Sting: Social media serves as a fertile ground for sleaze blackmail
By Venkatesh Raghavan
Mumbai: The scare generated by honey traps staging expose acts is increasing by the day, as several social media platforms are accommodative of interactions between strangers with little help to go about doing background checks. Complaints kept pouring in on this front. The first one to raise the flag was a woman journalist who used to work with me in my print media days. Later, my former project head too raised a flag on how his wife went through a forced resignation owing to blackmail that sought sexual favours from her.
I decided to operate discretely and detect what kind of modus operandi such predators adopt to trap their unsuspecting victims. I checked my friend requests on Facebook. Many friend requests were there, some with no common friends and others with multiple common friends. I then decided to check on the Messenger feature of Facebook that permitted private conversations. A lady (later discovered to be a male posing as a woman) under the name Anjali Sharma (7742652762; the number has been submitted in the police complaint I lodged with the Matunga Cyber cell too) repeatedly sent me a hello message. I responded with a curt question. “What do you expect from our conversation?” She indicated that she wanted to be friends with me.
I queried her, “Are you a software engineer? Your photo looks as if you are a rather young person.” She said, “I am a beautician working in a parlour in the Karol Bagh area of Delhi.” She then said she would like to chat with me on WhatsApp. It immediately set my amber lights blinking. Why at all should a young woman working in the national capital seek to get acquainted with a person of post-retirement age in Mumbai? What’s at stake? The answers were soon to come as I repeatedly kept stalling her requests to make a video call to me. She kept on asking, “Mai kaisi lag rahi hoon?” She also questioned me about how my family was doing. Immediately I could sense that the woman had ulterior motives in carrying our conversation further. I responded to her kaisi lag rahi hoon in English. “You are a beautiful friend to have. I love you.”
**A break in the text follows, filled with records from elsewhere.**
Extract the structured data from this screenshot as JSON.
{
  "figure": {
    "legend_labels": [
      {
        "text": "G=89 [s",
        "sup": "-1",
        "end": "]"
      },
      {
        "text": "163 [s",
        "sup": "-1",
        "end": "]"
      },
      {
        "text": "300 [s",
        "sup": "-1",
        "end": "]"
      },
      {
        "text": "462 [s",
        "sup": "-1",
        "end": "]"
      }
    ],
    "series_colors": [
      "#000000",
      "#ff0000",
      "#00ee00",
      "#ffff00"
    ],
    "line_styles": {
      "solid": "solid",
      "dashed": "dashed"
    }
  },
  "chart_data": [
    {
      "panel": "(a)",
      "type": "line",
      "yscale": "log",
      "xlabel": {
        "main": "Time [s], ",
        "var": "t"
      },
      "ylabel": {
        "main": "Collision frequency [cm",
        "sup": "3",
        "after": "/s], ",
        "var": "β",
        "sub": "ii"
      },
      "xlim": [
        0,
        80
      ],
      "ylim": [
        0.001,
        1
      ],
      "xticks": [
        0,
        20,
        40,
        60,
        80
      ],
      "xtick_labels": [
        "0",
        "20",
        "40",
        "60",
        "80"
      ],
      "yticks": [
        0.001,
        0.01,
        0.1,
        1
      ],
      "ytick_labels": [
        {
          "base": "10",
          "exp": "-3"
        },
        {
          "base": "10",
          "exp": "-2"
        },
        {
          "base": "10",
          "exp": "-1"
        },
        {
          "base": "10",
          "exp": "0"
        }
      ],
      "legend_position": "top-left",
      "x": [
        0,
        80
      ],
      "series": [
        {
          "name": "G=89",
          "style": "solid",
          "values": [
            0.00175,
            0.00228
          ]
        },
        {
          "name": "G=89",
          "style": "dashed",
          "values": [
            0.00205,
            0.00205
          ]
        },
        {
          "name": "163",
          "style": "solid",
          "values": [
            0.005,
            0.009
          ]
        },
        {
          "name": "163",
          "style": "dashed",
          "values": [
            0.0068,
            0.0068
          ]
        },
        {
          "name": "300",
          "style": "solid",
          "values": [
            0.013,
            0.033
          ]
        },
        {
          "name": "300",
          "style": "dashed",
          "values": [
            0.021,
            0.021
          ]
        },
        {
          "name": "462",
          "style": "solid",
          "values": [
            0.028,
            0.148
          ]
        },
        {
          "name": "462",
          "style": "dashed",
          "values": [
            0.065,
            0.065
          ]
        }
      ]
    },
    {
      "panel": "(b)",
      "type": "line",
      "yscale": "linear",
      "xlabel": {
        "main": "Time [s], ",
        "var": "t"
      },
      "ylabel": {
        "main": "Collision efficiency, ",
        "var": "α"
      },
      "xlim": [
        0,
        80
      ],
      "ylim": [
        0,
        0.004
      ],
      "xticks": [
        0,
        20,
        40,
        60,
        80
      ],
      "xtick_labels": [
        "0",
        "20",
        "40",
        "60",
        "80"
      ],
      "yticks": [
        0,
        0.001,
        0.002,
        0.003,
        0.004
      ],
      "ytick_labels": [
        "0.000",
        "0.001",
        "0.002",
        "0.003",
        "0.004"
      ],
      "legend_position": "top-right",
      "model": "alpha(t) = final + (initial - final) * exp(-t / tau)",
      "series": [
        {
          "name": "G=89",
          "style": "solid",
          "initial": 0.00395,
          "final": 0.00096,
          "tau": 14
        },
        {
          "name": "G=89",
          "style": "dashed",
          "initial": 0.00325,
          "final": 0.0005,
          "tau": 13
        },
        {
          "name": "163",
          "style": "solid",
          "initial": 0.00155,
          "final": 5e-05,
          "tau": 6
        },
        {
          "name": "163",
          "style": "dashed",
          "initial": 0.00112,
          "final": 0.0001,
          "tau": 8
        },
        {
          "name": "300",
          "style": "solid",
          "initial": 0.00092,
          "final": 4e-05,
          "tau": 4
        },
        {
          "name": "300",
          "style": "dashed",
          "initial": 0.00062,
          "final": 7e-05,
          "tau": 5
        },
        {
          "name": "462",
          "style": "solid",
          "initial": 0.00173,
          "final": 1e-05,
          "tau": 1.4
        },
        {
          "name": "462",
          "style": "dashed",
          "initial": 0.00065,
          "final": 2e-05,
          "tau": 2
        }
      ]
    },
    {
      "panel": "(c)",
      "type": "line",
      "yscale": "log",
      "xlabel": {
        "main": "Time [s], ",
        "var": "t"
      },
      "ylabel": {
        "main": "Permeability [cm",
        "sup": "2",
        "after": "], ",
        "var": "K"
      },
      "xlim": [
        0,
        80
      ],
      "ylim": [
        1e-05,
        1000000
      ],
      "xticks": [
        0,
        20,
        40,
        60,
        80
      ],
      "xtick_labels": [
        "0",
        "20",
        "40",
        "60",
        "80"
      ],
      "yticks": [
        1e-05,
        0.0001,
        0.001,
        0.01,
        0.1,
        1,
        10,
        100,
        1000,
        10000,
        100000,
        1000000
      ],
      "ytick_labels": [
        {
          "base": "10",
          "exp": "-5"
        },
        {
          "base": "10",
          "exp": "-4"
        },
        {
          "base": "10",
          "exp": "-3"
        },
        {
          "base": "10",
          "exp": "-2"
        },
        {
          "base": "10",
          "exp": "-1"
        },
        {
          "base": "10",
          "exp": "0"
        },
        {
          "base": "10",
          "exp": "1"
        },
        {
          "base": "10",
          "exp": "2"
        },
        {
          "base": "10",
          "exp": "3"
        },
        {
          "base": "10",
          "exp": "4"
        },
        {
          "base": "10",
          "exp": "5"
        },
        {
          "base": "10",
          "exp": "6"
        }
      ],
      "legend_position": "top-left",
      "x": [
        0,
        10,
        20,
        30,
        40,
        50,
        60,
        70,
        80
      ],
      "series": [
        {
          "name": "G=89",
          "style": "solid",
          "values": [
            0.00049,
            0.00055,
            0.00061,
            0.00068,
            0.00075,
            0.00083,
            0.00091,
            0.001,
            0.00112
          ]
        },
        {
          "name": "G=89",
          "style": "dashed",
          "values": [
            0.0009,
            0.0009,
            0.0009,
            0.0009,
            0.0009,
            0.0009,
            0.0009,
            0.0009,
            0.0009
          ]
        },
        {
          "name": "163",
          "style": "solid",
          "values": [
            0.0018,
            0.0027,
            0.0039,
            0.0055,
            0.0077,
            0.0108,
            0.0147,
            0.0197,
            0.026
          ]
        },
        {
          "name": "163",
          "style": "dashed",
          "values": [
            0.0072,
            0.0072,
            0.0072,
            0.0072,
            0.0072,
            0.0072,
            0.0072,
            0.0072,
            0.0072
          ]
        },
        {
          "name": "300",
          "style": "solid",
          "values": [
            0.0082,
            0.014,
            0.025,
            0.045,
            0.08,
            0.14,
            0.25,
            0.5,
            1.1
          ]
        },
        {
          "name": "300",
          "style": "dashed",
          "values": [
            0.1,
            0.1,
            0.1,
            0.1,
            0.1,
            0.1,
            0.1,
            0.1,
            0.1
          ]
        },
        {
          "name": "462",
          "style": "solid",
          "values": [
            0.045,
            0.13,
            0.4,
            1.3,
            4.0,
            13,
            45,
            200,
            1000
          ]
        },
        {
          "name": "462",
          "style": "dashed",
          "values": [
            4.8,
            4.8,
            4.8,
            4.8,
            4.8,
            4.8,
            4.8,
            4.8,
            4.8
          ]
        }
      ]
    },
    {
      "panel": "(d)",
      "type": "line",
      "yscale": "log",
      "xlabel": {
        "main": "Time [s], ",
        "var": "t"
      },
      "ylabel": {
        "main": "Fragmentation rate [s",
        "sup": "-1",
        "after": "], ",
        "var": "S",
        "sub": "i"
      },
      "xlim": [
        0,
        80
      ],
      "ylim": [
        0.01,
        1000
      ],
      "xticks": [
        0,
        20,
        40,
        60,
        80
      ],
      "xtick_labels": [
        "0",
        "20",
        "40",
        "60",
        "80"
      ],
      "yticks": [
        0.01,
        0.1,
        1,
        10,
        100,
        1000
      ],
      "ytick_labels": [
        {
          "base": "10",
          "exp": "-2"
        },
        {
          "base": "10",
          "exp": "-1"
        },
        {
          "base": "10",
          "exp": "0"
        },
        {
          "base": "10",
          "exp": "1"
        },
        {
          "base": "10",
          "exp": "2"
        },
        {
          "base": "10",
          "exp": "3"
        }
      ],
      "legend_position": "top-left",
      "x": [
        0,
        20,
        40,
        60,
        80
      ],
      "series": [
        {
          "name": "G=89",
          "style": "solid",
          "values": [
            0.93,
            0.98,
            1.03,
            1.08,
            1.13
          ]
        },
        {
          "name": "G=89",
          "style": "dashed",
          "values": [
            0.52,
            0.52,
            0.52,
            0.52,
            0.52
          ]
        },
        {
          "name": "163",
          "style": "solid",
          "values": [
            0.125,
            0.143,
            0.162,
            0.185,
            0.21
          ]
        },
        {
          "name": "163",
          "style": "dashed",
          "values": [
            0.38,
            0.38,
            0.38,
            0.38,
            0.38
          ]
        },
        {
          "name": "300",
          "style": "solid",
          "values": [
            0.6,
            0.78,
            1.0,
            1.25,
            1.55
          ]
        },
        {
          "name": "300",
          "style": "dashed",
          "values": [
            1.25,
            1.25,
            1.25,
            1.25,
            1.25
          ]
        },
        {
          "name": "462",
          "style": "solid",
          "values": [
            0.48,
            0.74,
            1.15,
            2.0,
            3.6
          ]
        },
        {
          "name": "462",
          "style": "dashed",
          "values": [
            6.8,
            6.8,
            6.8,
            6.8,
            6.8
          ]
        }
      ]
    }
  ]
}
The following afternoon, there were two video calls made to my mobile number. I ignored both. In the evening again the mobile rang from the same number. I texted her that I will first finish feeding my dad before taking the video call from her. Finally, I granted her the wish of receiving her call. She had put it on mute meaning no sounds will be reproduced at her end. She then showed the act of undressing herself in front of a video camera. Later, after more investigation, I learnt that there are many scammers in social media who use the same video for purpose of morphing and blackmailing unsuspecting victims by posting it on either social media platforms or YouTube. There were several gangs of blackmail sleaze operators that use such videos as a common tool.
Coming back to the situation, after observing that she was all out to depict her private organs, I made facial expressions that indicated that I was impressed by her “expose act.” She then began to nag me continuously to show my private parts. I understood immediately that a blackmail message is bound to follow. Instead of undressing, I just put my mobile video close to my thigh and then switched it off. As anticipated the message came asking me to shell out INR 10,000. “If you don’t give me the sum, I will post the video on all social media networks besides the YouTube channel.”
I responded by telling her that I have already published a book based on my private sex life and it was already in the public domain. I ended with, “You can go enjoy yourself.” The next day morning, I got a call from an unknown number who threatened to arrest me and my dad for what had been posted on some YouTube link. Unfortunately, the person talking did not comprehend that a journalist of my seniority and exposure to the life of criminals (I have been a crime reporter for more than decades covering both Mumbai gangland and Mumbai sleaze joints) is more than adept at handling such threatening calls.
I immediately shot off in a summarized fashion what I had gone through in the sting operation I had performed to bring out their modus operandi to Matunga Cyber Pagar (the cyber cell’s mobile response number that included WhatsApp presence under the aegis of Matunga police station). In addition, I visited the police station and narrated the entire scheme of things that transpired before my final act of lodging a formal complaint.
The police were very helpful and helped me record the statement in full. I also furnished them with transcripts of my conversation on Messenger as well as that which took place on WhatsApp. I left late evening after photocopying a copy of the formal complaint I had made to serve as proof if any need be. It was then that I learnt that many people were forced into parting with money owing to acts of forced indiscretion as was the case I handled in my sting operation. Another friend of mine, my senior in engineering college, told me that an office colleague of his got into trouble and was facing harassment for nearly three weeks because of the conversation his friend had when the latter was drunk.
On a parting note, the duty officer also uttered a word of caution that in most such cases, it’s a man operating as a woman.